The recent DUP conference has provoked a debate about where the dominant party of unionism goes next.
I have been attending DUP conferences since 2014 and this one was the smallest and most subdued I have ever been to. When you think back to the packed conference rooms of the La Mon hotel full of delegates waving flags a decade ago and see the smaller crowd last Saturday, it brings home the crisis of confidence that has gripped the DUP in recent years.
Some delegates are staying away, and those who do attend lack the same drive from previous years, and who could blame them?
Since 2021, the DUP has not had a winning political year. Since the ousting of Arlene Foster, the party has struggled to regain the political initiative. Poor election results and an inability to project a confident message have left it in a weakened state.
Yet, and this is a testament to past strength, it remains by a country mile the leading unionist party.
However, as the UUP has discovered, just because you have been a leading party for decades does not mean that will continue forever. The last general election brought about a more plural unionist contest with three parties and an independent representing that side of politics in the House of Commons. This has not been the case for more than 20 years.
Here is another warning sign: North Antrim. If the DUP can lose its heartland seat, it can lose anywhere. To lose such a solid unionist seat merely demonstrates how weary and tired many parts of the electorate are with the DUP’s traditional message.
If the party does not change, the pain will not stop there. The DUP is vulnerable in several Assembly seats in 2027, and it narrowly held two of its Westminster seats, which will be hotly contested in 2029.
Gavin Robinson has all this to consider as he charts the DUP’s future course. What we know about him as a leader is that the party is firmly rooted in remaining within the Executive. The party conference prominently profiled its serving ministers and committee chairs, who were keen to outline the achievements they have delivered in the few months since Stormont returned.
With no elections on the horizon, the challenge is now about changing the party’s image and approach toward campaigning. What worked well from 1998 until 2017 does not have the same impact. The DUP is not the only show in town for pro-union voters, and some of the reflection needs to start from recognising this.
There needs to be a more humble, positive and outward-looking DUP than we have been used to in the past. Gavin Robinson’s electoral performance in East Belfast demonstrates how this can work for the party electorally, as he remains the last DUP MP standing in the city.

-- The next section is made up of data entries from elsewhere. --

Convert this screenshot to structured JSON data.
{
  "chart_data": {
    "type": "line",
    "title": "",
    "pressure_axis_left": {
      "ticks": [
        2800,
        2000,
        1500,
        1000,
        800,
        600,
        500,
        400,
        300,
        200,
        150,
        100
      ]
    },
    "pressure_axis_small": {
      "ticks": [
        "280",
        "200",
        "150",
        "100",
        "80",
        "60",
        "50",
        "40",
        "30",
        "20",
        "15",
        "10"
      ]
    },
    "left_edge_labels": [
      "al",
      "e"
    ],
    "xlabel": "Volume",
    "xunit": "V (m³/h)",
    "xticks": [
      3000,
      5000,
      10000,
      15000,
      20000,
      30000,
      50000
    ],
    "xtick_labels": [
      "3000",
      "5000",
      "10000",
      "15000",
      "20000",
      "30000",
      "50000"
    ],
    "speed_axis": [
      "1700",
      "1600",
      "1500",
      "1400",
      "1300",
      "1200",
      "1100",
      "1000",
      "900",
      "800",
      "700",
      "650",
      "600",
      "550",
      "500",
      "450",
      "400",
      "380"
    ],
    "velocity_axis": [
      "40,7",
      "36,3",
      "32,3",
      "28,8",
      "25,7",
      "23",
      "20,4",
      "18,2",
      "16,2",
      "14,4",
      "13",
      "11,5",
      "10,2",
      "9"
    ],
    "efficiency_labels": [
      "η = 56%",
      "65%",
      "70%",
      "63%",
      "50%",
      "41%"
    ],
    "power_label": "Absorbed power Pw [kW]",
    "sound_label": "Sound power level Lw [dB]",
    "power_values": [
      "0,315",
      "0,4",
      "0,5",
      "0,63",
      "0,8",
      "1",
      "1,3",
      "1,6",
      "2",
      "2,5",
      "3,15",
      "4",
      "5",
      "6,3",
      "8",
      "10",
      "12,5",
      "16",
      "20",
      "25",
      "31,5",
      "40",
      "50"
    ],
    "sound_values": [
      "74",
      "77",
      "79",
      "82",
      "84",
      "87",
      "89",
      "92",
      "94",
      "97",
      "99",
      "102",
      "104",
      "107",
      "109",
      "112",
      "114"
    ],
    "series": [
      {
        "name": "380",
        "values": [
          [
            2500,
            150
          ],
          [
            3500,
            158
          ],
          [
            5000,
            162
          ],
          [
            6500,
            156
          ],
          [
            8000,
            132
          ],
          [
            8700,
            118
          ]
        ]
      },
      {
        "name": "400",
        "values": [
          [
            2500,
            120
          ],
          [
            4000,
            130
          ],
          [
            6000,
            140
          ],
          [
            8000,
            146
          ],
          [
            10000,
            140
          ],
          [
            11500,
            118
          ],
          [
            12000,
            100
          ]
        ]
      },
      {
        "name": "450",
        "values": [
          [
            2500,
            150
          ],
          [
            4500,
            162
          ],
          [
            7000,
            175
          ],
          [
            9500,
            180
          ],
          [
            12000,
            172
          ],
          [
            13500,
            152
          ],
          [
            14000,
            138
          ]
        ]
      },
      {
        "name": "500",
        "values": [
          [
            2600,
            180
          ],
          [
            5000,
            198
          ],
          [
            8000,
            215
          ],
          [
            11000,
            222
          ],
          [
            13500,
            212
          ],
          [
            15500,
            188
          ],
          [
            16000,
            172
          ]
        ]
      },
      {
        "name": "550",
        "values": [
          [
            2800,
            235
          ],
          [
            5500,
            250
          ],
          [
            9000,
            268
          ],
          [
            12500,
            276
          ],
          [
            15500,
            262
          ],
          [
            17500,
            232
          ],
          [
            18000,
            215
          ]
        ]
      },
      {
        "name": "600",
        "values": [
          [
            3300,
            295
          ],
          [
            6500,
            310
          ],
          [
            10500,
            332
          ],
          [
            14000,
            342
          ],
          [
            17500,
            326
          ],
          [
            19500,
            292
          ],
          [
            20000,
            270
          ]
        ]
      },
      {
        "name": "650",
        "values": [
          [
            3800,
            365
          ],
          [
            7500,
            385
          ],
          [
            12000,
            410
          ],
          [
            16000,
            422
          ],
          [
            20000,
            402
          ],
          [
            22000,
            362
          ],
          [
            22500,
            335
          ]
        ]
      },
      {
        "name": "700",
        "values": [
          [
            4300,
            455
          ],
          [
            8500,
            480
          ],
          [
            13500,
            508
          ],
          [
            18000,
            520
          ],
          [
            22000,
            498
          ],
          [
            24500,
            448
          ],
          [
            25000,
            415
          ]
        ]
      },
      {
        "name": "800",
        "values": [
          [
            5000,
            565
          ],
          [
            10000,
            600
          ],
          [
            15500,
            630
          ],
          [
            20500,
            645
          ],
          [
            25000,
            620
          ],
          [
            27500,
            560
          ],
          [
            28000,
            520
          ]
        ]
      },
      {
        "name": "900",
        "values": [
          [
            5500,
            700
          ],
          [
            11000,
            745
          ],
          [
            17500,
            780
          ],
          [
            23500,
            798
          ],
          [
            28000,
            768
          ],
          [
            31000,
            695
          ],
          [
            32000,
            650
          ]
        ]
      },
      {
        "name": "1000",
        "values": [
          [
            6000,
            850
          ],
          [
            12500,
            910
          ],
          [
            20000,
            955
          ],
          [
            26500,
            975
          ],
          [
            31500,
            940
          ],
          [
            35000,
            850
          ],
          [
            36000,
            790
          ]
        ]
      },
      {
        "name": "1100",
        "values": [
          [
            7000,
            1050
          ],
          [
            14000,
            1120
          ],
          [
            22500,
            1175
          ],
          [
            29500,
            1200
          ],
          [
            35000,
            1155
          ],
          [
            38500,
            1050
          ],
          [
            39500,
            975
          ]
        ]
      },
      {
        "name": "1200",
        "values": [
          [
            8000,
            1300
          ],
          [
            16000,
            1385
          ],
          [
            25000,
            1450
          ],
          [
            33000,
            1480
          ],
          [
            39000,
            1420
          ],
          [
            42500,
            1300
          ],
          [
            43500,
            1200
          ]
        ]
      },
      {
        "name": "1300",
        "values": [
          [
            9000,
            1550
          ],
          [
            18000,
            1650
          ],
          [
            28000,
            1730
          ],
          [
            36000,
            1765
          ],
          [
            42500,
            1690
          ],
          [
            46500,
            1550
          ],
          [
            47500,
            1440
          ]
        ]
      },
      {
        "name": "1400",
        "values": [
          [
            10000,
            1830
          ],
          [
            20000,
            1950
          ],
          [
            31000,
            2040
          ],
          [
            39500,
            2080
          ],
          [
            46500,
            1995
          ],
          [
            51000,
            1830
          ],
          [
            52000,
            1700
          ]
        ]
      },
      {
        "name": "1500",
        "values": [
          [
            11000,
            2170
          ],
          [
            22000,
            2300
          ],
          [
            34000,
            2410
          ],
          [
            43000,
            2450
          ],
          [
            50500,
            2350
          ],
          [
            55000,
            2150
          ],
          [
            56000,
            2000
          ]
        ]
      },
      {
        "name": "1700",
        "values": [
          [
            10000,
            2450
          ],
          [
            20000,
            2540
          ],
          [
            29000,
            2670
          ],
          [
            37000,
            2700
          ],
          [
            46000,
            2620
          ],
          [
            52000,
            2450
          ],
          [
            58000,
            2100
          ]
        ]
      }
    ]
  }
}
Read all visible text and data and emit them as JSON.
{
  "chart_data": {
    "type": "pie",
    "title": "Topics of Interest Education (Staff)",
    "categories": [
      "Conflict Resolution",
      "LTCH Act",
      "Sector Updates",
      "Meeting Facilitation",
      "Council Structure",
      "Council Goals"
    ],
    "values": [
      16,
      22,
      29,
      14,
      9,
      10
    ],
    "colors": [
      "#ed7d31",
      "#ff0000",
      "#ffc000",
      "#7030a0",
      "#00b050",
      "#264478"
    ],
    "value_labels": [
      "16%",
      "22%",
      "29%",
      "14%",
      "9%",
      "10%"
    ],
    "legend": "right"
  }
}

At the 2014 conference, Gavin Robinson was formally announced as the new face to try to win back the party’s top target seat at the following year’s election. A decade on, he is now the party leader running the show. He needs to show that the DUP can do something other than merely warn about a border poll and the rise of Sinn Féin.
The DUP has made some fundamental mistakes in recent years. The party still has not properly come to terms with its approach to Brexit, which has damaged the pro-union argument. Gavin spoke a lot about Brexit issues, but something missing in his remarks was any reflection on how the DUP approached this entire adventure from 2016 onwards.
There needs to be an honest conversation about where the party has gone wrong and, more importantly, where it needs to go.
Robinson’s challenge is creating a DUP and a unionism at ease with itself. This is a huge task, but for once, the DUP might have the right leader at the right time if he is determined enough to do it.